Energy Balance for Open Systems
Includes mass flow: ΔE = Q - W + m_in h_in - m_out h_out (h = enthalpy).
Types of Thermodynamic Systems
Isolated System
No mass or energy exchange with surroundings. ΔU = 0.
Closed System
Mass fixed; energy transfer via heat and work allowed.
Open System
Mass and energy exchange allowed. Control volumes like turbines, compressors.
Quasi-Static Process
System remains near equilibrium during process. Enables precise energy calculations.
Steady-State vs Transient
Steady-state: properties constant in time. Transient: properties vary with time.
Energy Interactions: Heat and Work
Heat Transfer (Q)
Driven by temperature gradient. Units: Joules (J), calories.
Work (W)
Mechanical work: pressure-volume, shaft work. Electrical work: current flow.
Sign Convention
Positive Q: heat into system. Positive W: work done by system.
Boundary Work
Work due to volume change under pressure: W = ∫P dV.
Non-PV Work
Includes electrical, magnetic, surface tension work.
Internal Energy
Definition
Total microscopic energy: translational, rotational, vibrational, electronic.
State Function Properties
Depends only on state variables: pressure, temperature, volume.
Relation with Enthalpy
H = U + PV; useful in open system analysis.
Measurement
Determined via calorimetry and indirect calculations.
Changes in Internal Energy
Result of heat addition or work done on/by system.
| Property | Description |
|---|---|
| Internal Energy (U) | Microscopic kinetic + potential energy of molecules |
| Enthalpy (H) | U + PV, useful in flow processes |
| Heat (Q) | Energy transfer due to temperature difference |
| Work (W) | Energy transfer due to force-displacement |
Applications and Examples
Heat Engines
Convert heat into work via cyclic processes. Efficiency limited by first and second laws.
Refrigerators and Heat Pumps
Use work input to transfer heat from cold to hot reservoirs.
Chemical Reactions
Energy balance accounts for enthalpy changes, reaction heat.
Biological Systems
Metabolic energy transformations obey first law.
Industrial Processes
Design of boilers, turbines, compressors depends on energy conservation.
Limitations and Extensions
Does Not Predict Direction
First law quantifies energy but not spontaneity or irreversibility.
Combined with Second Law
Second law introduces entropy, determines process feasibility.
Non-Classical Systems
Quantum, relativistic effects require advanced formulations.
Open Systems Complexity
Mass and energy flows complicate energy accounting.
Thermodynamic Potentials
Extensions include Helmholtz and Gibbs free energies for equilibrium analysis.
Example Problems
Closed System with Boundary Work
Calculate ΔU when 500 J heat added, 300 J work done by system.
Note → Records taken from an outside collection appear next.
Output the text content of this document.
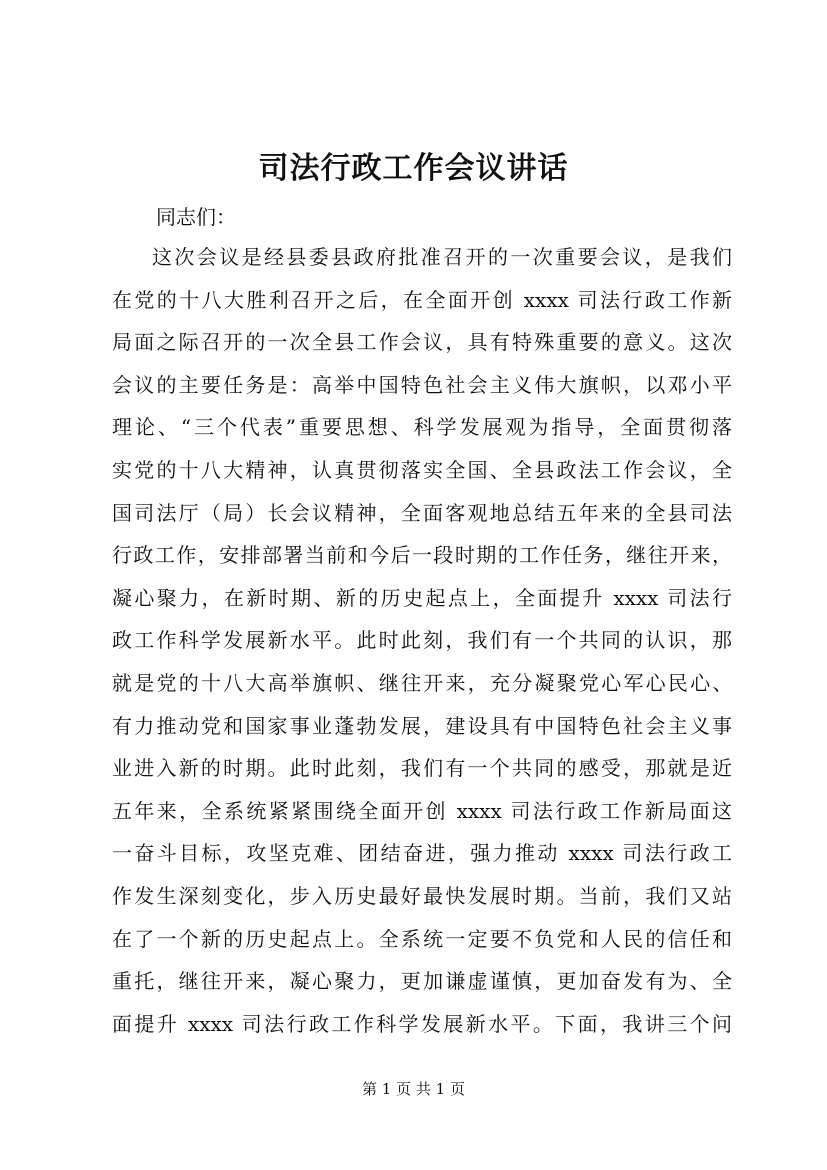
司法行政工作会议讲话
同志们：
这次会议是经县委县政府批准召开的一次重要会议，是我们
在党的十八大胜利召开之后，在全面开创 xxxx 司法行政工作新
局面之际召开的一次全县工作会议，具有特殊重要的意义。这次
会议的主要任务是：高举中国特色社会主义伟大旗帜，以邓小平
理论、“三个代表”重要思想、科学发展观为指导，全面贯彻落
实党的十八大精神，认真贯彻落实全国、全县政法工作会议，全
国司法厅（局）长会议精神，全面客观地总结五年来的全县司法
行政工作，安排部署当前和今后一段时期的工作任务，继往开来，
凝心聚力，在新时期、新的历史起点上，全面提升 xxxx 司法行
政工作科学发展新水平。此时此刻，我们有一个共同的认识，那
就是党的十八大高举旗帜、继往开来，充分凝聚党心军心民心、
有力推动党和国家事业蓬勃发展，建设具有中国特色社会主义事
业进入新的时期。此时此刻，我们有一个共同的感受，那就是近
五年来，全系统紧紧围绕全面开创 xxxx 司法行政工作新局面这
一奋斗目标，攻坚克难、团结奋进，强力推动 xxxx 司法行政工
作发生深刻变化，步入历史最好最快发展时期。当前，我们又站
在了一个新的历史起点上。全系统一定要不负党和人民的信任和
重托，继往开来，凝心聚力，更加谦虚谨慎，更加奋发有为、全
面提升 xxxx 司法行政工作科学发展新水平。下面，我讲三个问
第 1 页 共 1 页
Given:Q = +500 JW = 300 J (work done by system)ΔU = Q - W = 500 - 300 = 200 JIsothermal Expansion of Ideal Gas
Work done during isothermal expansion: W = nRT ln(V2/V1)
Steady Flow Energy Equation
For turbine: W = m (h1 - h2)
Energy Balance in Mixing Process
Sum of enthalpies before and after mixing equals zero for adiabatic system.
Heat Engine Efficiency
η = W_net / Q_in; first law limits maximum work output.
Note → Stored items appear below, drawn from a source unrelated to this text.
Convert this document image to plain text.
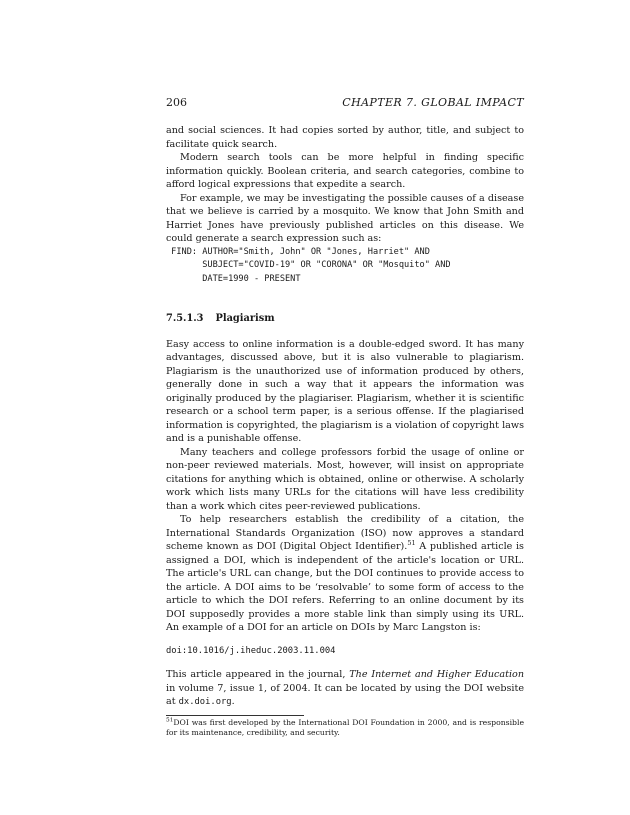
206	CHAPTER 7. GLOBAL IMPACT

and social sciences. It had copies sorted by author, title, and subject to facilitate quick search.

Modern search tools can be more helpful in finding specific information quickly. Boolean criteria, and search categories, combine to afford logical expressions that expedite a search.

For example, we may be investigating the possible causes of a disease that we believe is carried by a mosquito. We know that John Smith and Harriet Jones have previously published articles on this disease. We could generate a search expression such as:

FIND: AUTHOR="Smith, John" OR "Jones, Harriet" AND
SUBJECT="COVID-19" OR "CORONA" OR "Mosquito" AND
DATE=1990 - PRESENT
7.5.1.3 Plagiarism

Easy access to online information is a double-edged sword. It has many advantages, discussed above, but it is also vulnerable to plagiarism. Plagiarism is the unauthorized use of information produced by others, generally done in such a way that it appears the information was originally produced by the plagiariser. Plagiarism, whether it is scientific research or a school term paper, is a serious offense. If the plagiarised information is copyrighted, the plagiarism is a violation of copyright laws and is a punishable offense.

Many teachers and college professors forbid the usage of online or non-peer reviewed materials. Most, however, will insist on appropriate citations for anything which is obtained, online or otherwise. A scholarly work which lists many URLs for the citations will have less credibility than a work which cites peer-reviewed publications.

To help researchers establish the credibility of a citation, the International Standards Organization (ISO) now approves a standard scheme known as DOI (Digital Object Identifier).$^{51}$ A published article is assigned a DOI, which is independent of the article's location or URL. The article's URL can change, but the DOI continues to provide access to the article. A DOI aims to be ‘resolvable’ to some form of access to the article to which the DOI refers. Referring to an online document by its DOI supposedly provides a more stable link than simply using its URL. An example of a DOI for an article on DOIs by Marc Langston is:

doi:10.1016/j.iheduc.2003.11.004

This article appeared in the journal, The Internet and Higher Education in volume 7, issue 1, of 2004. It can be located by using the DOI website at dx.doi.org.

$^{51}$DOI was first developed by the International DOI Foundation in 2000, and is responsible for its maintenance, credibility, and security.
| Problem | Solution Outline |
|---|---|
| Closed system energy change | Use ΔU = Q - W; substitute known values |
| Isothermal gas expansion work | Calculate using ideal gas law and logarithmic volume change |
| Turbine energy balance | Apply steady flow equation with enthalpy differences |
Summary
First law: fundamental energy conservation principle in thermodynamics. Relates heat, work, and internal energy changes. Applies to all system types and processes. Foundation for engineering design and scientific analysis. Limitations addressed by second law and advanced thermodynamics.
References
- Çengel, Y.A., Boles, M.A., "Thermodynamics: An Engineering Approach," McGraw-Hill, Vol. 7, 2015, pp. 1-850.
- Moran, M.J., Shapiro, H.N., "Fundamentals of Engineering Thermodynamics," Wiley, 8th ed., 2014, pp. 45-670.
- Gaskell, D.R., "Introduction to the Thermodynamics of Materials," Taylor & Francis, 5th ed., 2008, pp. 100-400.
- Van Wylen, G.J., Sonntag, R.E., Borgnakke, C., "Fundamentals of Classical Thermodynamics," Wiley, 7th ed., 2012, pp. 50-550.
- Atkins, P., de Paula, J., "Physical Chemistry," Oxford University Press, 10th ed., 2014, pp. 200-600.